If all of this wasn’t intriguing enough, her work in the field of compilers, program optimization, and parallelization brought her the prestigious Turing Award, considered the Nobel Prize for computer science.
Lois Haibt (1934-)
Lois Haibt earned her place in the top 10 best female programmers and is perhaps best known for being a member of the 10-man team at IBM who developed Fortran, the first successful high-level programming language. She joined the FORTRAN team at IBM, led by John Backus, after graduating from Vassar College.
With a starting salary of $5,100, Lois competently supervised the writing of a computer module that analyzed a compiler’s flow control that collected the program’s data. In addition, it was also calculating the frequency of basic-program-part executions, using the Monte Carlo methods.
Margaret Hamilton (1936-)
“Our astronauts didn’t have much time, but fortunately, they had Margaret Hamilton”. These were the words of President Barack Obama when he presented the highest recognition given to civilians, the Presidential Medal of Freedom, to software engineer Margaret Hamilton in November 2016.
Margaret’s talent and passion were critical to the success of the Apollo moon mission. She designed what is now known as an “asynchronous system” that grants priority to only the essential functions, rejecting all others.
This incredible female programmer is also the one who introduced the term “software engineering” to gain the necessary recognition for the discipline. At that time, there were no institutions that taught programming, so Hamilton was exposed to ridicule before the new scientific field was ultimately accepted.

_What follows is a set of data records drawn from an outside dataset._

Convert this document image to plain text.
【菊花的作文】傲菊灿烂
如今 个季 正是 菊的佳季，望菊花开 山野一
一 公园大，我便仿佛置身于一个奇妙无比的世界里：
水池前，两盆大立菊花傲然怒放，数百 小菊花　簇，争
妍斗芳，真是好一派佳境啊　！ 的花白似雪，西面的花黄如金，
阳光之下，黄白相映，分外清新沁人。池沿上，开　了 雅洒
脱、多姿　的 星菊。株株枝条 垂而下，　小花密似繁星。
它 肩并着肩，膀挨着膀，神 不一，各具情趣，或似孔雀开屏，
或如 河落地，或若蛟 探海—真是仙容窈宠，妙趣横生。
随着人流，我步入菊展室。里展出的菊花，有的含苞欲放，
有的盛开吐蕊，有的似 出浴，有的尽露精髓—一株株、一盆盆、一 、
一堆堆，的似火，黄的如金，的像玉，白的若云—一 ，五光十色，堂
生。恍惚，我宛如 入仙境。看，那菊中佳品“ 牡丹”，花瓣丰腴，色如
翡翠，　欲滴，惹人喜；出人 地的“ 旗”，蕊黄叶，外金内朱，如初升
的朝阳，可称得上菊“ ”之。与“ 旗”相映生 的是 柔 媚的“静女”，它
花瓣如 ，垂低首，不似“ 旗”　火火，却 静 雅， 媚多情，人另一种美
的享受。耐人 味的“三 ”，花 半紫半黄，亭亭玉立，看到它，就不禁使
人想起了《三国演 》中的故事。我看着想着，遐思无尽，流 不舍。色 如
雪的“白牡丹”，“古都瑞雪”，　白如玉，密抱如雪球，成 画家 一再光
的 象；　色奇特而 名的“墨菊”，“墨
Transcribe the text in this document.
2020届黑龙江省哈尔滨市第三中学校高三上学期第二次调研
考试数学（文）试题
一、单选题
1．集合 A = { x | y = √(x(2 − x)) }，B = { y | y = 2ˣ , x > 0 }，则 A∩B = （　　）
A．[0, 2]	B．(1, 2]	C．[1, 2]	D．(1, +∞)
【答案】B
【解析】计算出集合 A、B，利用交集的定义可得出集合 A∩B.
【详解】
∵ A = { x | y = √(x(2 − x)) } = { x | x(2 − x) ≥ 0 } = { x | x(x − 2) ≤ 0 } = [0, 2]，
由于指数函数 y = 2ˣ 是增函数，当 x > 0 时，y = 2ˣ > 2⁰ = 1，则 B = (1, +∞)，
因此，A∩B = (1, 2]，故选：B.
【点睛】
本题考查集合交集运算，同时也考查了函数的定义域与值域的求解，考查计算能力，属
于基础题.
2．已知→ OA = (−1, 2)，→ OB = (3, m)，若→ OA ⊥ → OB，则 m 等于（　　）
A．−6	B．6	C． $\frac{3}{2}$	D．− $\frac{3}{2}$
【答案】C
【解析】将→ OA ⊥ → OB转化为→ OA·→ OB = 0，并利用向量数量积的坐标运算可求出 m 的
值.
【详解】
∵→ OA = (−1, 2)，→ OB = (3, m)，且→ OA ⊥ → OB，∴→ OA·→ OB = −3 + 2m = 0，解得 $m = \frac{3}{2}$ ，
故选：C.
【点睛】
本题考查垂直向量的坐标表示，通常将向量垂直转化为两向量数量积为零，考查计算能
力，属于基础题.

Even today, at the age of 83, Margaret’s curiosity still presents the spirit of discovery within every girl and boy. After all, she expanded the existing assumptions of how people and software can evolve together.
Adele Goldberg (1945-)
Some of the most commonly used layout patterns in modern software design were a creation of American computer scientist Adele Goldberg. Additionally, she is also the brains behind the legendary Smalltalk-80 programming language.
This former president of the Association for Computing Machinery also made an appearance in “Forbes’s” “20 Who Matter.” In 1994, she became a fellow of the Association.
Steve Jobs also showed an interest in her work and asked for a demonstration of her coding ideas. The resourceful programmer had nothing to worry about as Apple ended up implementing her solutions in their Macintosh computers.
Marissa Mayer (1975-)
Former chief executive officer of Yahoo!, Marissa Mayer, is known as one of the most prosperous information-technology and digital media engineers of the 21st century. Today, she is deservingly on the list of history’s best female programmers.
Her sophisticated taste and fashion style evolved along with her coding career. Marissa is celebrated as both an idea-wizard and a true fashion icon in the business world.
Before she was Yahoo’s first woman in command, Marissa helped Google rise to power. Back then, in the year 1999, their team consisted of only 20 staff members. Guess who was employee number 20? Brains and looks, this female programmer unapologetically keeps raising the bar for high achievers.
Women who continue to mold a contemporary ground for visionaries are the true elite of our society. Knowledge is the greatest gift of the 21st century and a force that is guiding human development. We can always look for heroes in the past and continue their legacy for a better tomorrow.